In high school, Basquiat met Al Diaz and together they began painting grafitti on the D train and IND line around lower Manhattan, which they signed with name SAMO (Same Old Shit.) Various sayings posted around the city included “SAMO as an end to mindwash religion, nowhere politics, and bogus philosophy,” and “SAMO saves idiots.” This created much popularity and talk, and generated interest in Basquiat’s work. In response, Basquiat began selling hand painted postcards and T-shirts.
"Basquiat" Boom in Style Collection Fashionlistic'SAMO'
* Photograph courtesy of © Michael Halsband /
René Ricard, who loved Basquiat’s colorful style and deeply textured work, published the first article on Basquiat in Artforum (1981), entitled “The Radiant Child.” This was complemented by Basquiat’s first public exhibition in a show sponsored by COLAB (Collaborative Projects Incorporated) that same year. Two years later, he was included in the 1983 Whitney Biennal Exhibition, and by the time he was 24 he had enjoyed 23 solo shows at galleries including the Larry Gagosian Gallery, Los Angeles and the Mary Boone Gallery, New York. Basquiat’s fame was cemented in February 1985, when he was featured on the cover of The New York Times Magazine, as a subject of Cathleen McGuigan’s article entitled "New Art, New Money: The Marketing of an American Artist."

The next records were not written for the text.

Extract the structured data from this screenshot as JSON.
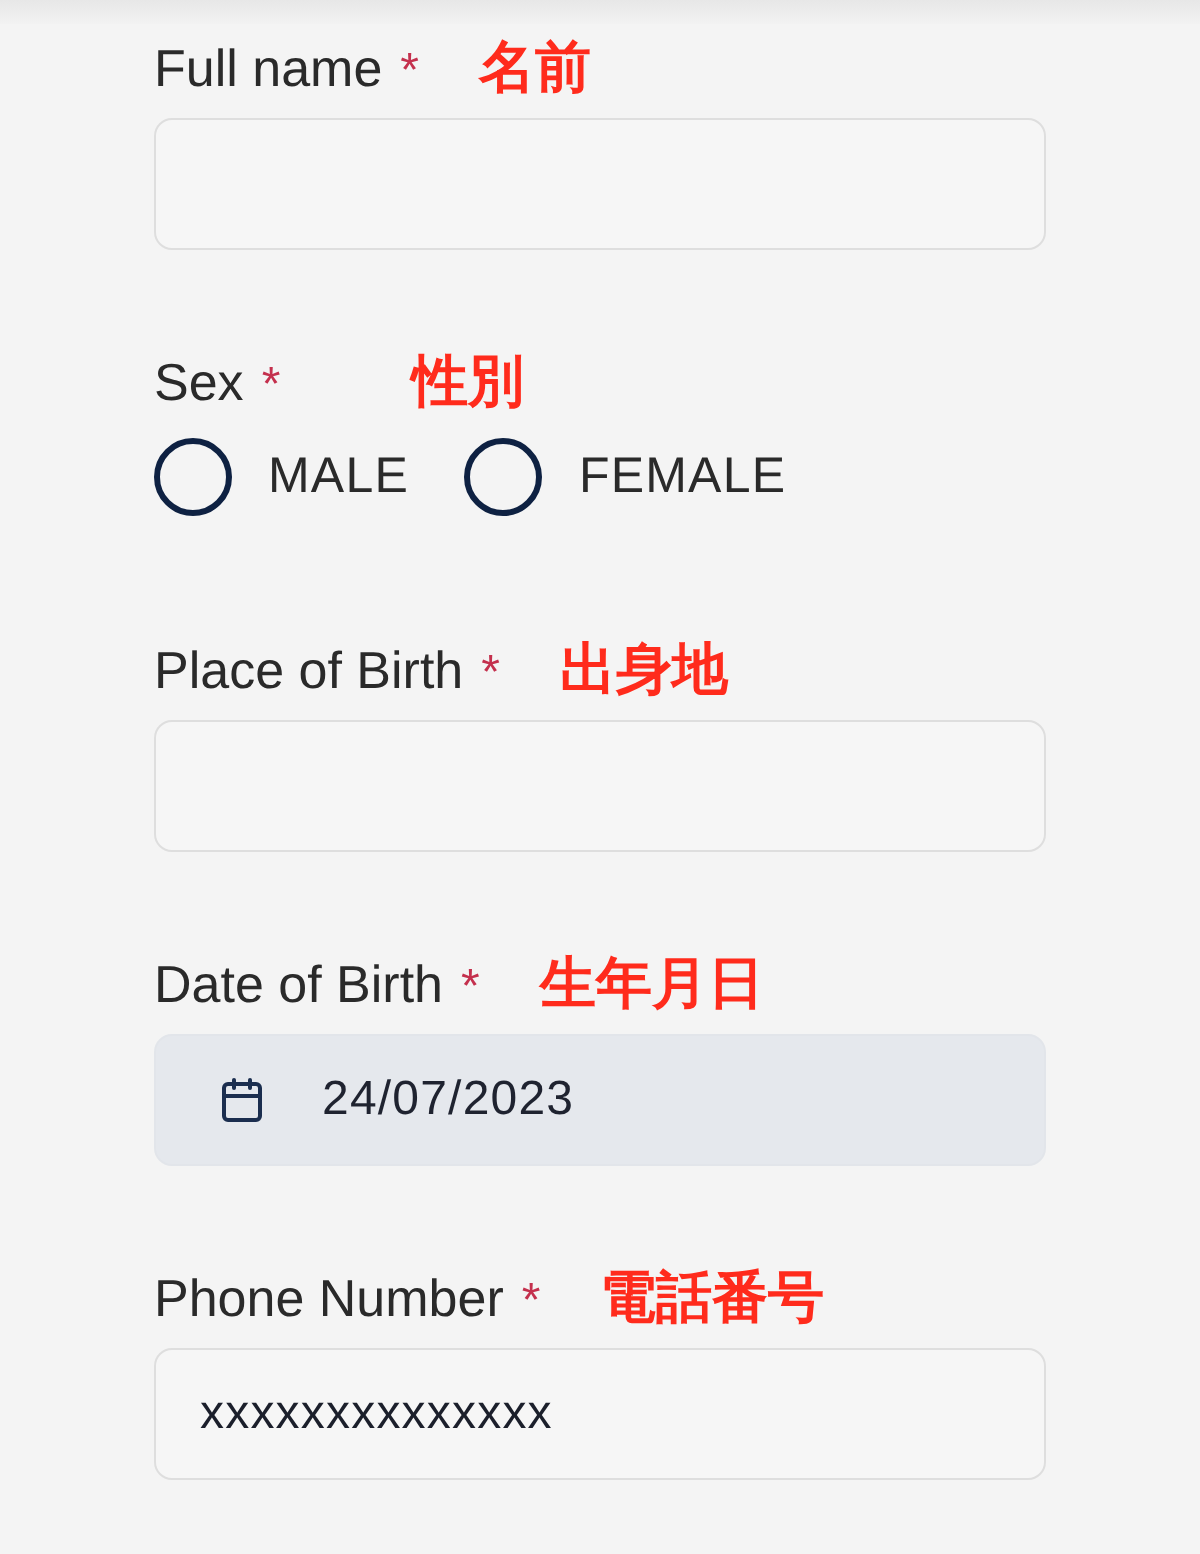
{
  "fields": [
    {
      "kind": "text",
      "label": "Full name",
      "required_mark": "*",
      "annotation": "名前",
      "disabled": false
    },
    {
      "kind": "radio",
      "label": "Sex",
      "required_mark": "*",
      "annotation": "性別",
      "options": [
        {
          "label": "MALE",
          "selected": false
        },
        {
          "label": "FEMALE",
          "selected": false
        }
      ]
    },
    {
      "kind": "text",
      "label": "Place of Birth",
      "required_mark": "*",
      "annotation": "出身地",
      "disabled": false
    },
    {
      "kind": "date",
      "label": "Date of Birth",
      "required_mark": "*",
      "annotation": "生年月日",
      "value": "24/07/2023",
      "disabled": true
    },
    {
      "kind": "text",
      "label": "Phone Number",
      "required_mark": "*",
      "annotation": "電話番号",
      "value": "xxxxxxxxxxxxxx",
      "disabled": false
    }
  ]
}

Preferring to be considered a fine artist rather than graffiti artist, Basquiat surrounded himself with other contemporary artists, such as Francesco Clemente, Keith Haring and Andy Warhol. Despite his large success and popularity, Basquiat possessed a serious drug addiction. He died from a heroin overdose in 1988.
“Jean-Michel was a hero of mine when I was younger. His work made me want to be a painter. Tamra Davis filmed Basquiat throughout the 80's and interviewed him in 1986, at the height of his career, just two years before his death. The footage remained unseen for decades. Twenty years later, this is her film.”